My first argument against that idea was that the so-called “elite” colleges and universities do not, for the most part, offer students an education that is better than that at other, lower-ranked and therefore less prestigious, schools. I think it is widely known that undergraduates are often given short shrift at many of the prestige schools and that they usually get a much better education at smaller schools that emphasize teaching over research.
Does Professor Sterba take issue with that argument? Not directly. His reply, found in his second paragraph, is that minority and lower-class students who have graduated from Harvard over the last thirty years have largely been successful. He also observes that 48 percent of black law professors graduated from top law schools.
I have no reason to doubt the truth of those statistics, but don’t think they prove that there would be any cognizable benefit in expanding “affirmative action” to put more students from lower income families into top colleges. The fact that most or even all of the students from “blue-collar” families have been successful does not mean that they would not also have been successful had they gone to other schools.
Furthermore, because Harvard did not have a policy of favoring such applicants in the past, those who were admitted presumably were admitted because they had the academic capabilities the admissions officers were looking for. That experience thus has no bearing on the probable results of a policy of giving preferences to future applicants.
As for the law school point, I just don’t see what it proves. If top law schools use affirmative action to increase the percentage of minority students (note that here Prof. Sterba is only talking about racial preferences, rather than socio-economic preferences, the topic of our discussion) it probably increases marginally the number of black (or other preferred group) lawyers and professors.
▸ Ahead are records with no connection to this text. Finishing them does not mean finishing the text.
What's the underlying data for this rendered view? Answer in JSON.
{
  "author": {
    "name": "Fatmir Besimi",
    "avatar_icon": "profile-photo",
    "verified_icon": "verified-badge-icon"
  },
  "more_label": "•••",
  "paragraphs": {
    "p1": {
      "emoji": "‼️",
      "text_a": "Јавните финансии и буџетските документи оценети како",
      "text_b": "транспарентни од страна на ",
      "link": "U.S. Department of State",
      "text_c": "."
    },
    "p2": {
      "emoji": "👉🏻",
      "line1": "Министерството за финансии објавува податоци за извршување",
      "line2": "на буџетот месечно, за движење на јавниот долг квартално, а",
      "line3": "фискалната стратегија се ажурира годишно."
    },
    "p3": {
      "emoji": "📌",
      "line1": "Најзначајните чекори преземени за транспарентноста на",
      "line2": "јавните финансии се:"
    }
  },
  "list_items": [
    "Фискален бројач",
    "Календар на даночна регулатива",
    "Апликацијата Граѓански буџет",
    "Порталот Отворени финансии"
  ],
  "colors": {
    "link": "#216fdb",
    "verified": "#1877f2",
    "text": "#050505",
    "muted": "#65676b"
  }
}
What I deny is that there is any benefit in those marginal changes. Whether America has somewhat more or somewhat fewer lawyers and law professors from any ethnic group simply does not matter. What matters is the competence of individual lawyers and law professors and there is no reason to assume that individuals who come from the particular backgrounds that receive preferences are better at that (or any other) work than are people from non-preferred backgrounds.
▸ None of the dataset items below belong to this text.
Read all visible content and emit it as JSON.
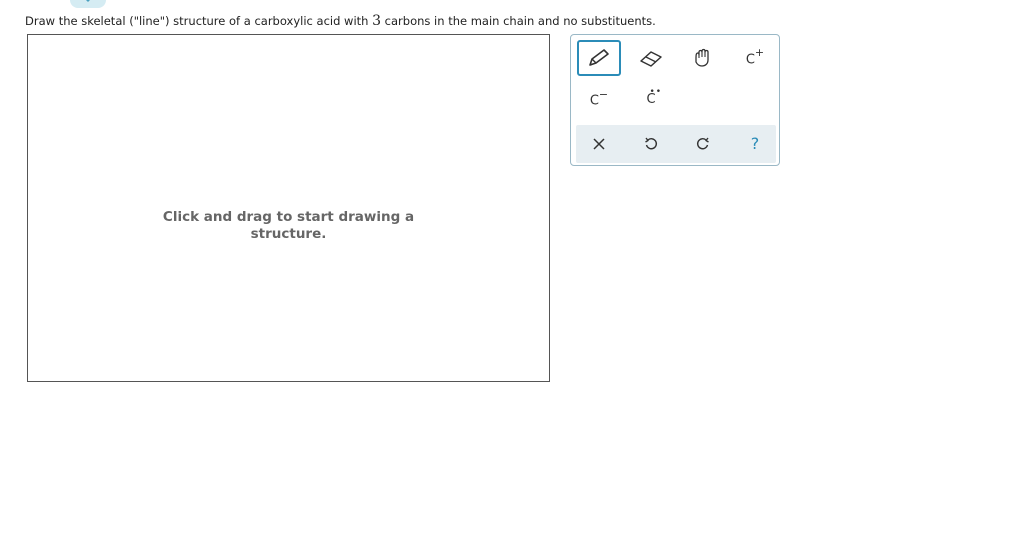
{
  "question": {
    "prefix": "Draw the skeletal (\"line\") structure of a carboxylic acid with ",
    "count": "3",
    "suffix": " carbons in the main chain and no substituents."
  },
  "canvas": {
    "hint_line1": "Click and drag to start drawing a",
    "hint_line2": "structure."
  },
  "toolbar": {
    "row1": [
      {
        "name": "pencil-tool",
        "icon": "pencil-icon",
        "active": true
      },
      {
        "name": "eraser-tool",
        "icon": "eraser-icon"
      },
      {
        "name": "hand-tool",
        "icon": "hand-icon"
      },
      {
        "name": "cation-tool",
        "icon": "carbocation-icon",
        "label": "C",
        "charge": "+"
      }
    ],
    "row2": [
      {
        "name": "anion-tool",
        "icon": "carbanion-icon",
        "label": "C",
        "charge": "−"
      },
      {
        "name": "lone-pair-tool",
        "icon": "lone-pair-carbon-icon",
        "label": "C"
      }
    ],
    "row3": [
      {
        "name": "clear-button",
        "icon": "close-icon"
      },
      {
        "name": "undo-button",
        "icon": "undo-icon"
      },
      {
        "name": "redo-button",
        "icon": "redo-icon"
      },
      {
        "name": "help-button",
        "icon": "help-icon",
        "label": "?"
      }
    ]
  },
  "colors": {
    "accent": "#2b8cb8",
    "toolbar_bar": "#e7eef2",
    "hint_text": "#666666"
  }
}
Here is the heart of our philosophic disagreement, I believe. Jim Sterba believes that the nation is a better, fairer, and more socially just if an increasing percentage of individuals from “historically underrepresented group” become lawyers, law professors, or other well-paid, influential professionals. I do not, because I think it infinitely better to evaluate individuals on their own merits, not as “representatives” of groups.
Now look at Sterba’s second argument for admission preferences, for racial minorities in law school. I’m happy to assume that what he says is true—many white students find that their views about the criminal justice system are affected by discussions with minority students. But does that provide a justification for racial or socio-economic preferences in admission to elite law schools? Hardly.
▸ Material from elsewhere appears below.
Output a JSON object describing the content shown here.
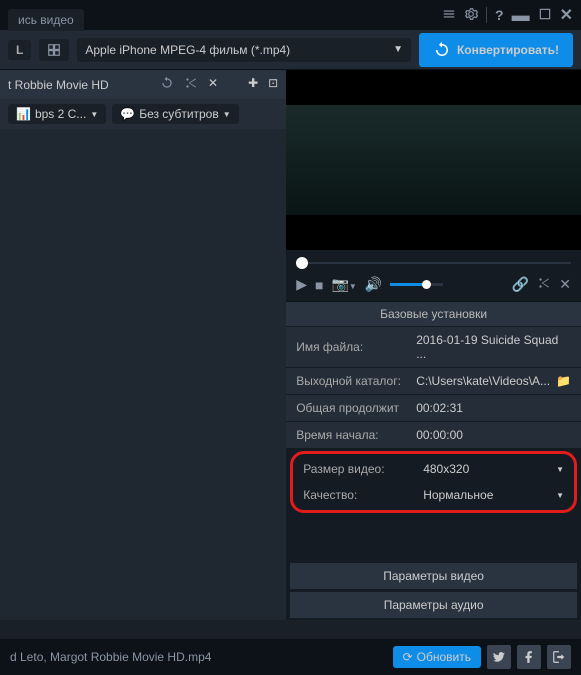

For one thing, admissions preferences at most redistribute the minority students who want to get into law school. Even if we assume that there is a social benefit in having white students learn what minority students think about the injustices in our criminal system (which I readily agree exist!) the system of admission preferences only means that a few more white students in “elite” law schools learn about those injustices from classmates, while a few less of them at second-tier law schools do. Does that matter much?
Second, assuming that it’s beneficial for law students to hear critical views about criminal law (and presumably fields as well), it would be far more effective for the professor to bring in guest speakers or assign some readings that challenge the status quo than just to hope that by admitting a few additional minority students, critical views will be heard. Incidentally, law schools would accomplish far more along the lines of exposing students to different views about the law by increasing the percentage of libertarians, who known to be outspoken critics of much in criminal law and elsewhere, than by trying to increase the percentage of students who are from minority backgrounds, who might not have any thoughts to add in class.
Finally, even if we agree with all of Prof. Sterba’s final five points, they have nothing to do with admissions preferences at elite schools. We have had a policy of racial preferences for several decades and yet the discrimination he points to persists. Changing the admissions policy at elite colleges isn’t going to ameliorate the problems he identifies, no matter how much the preferentially admitted students at those schools might speak out about them.
So I still believe that admissions preferences are a bad idea—little or no benefit but significant costs.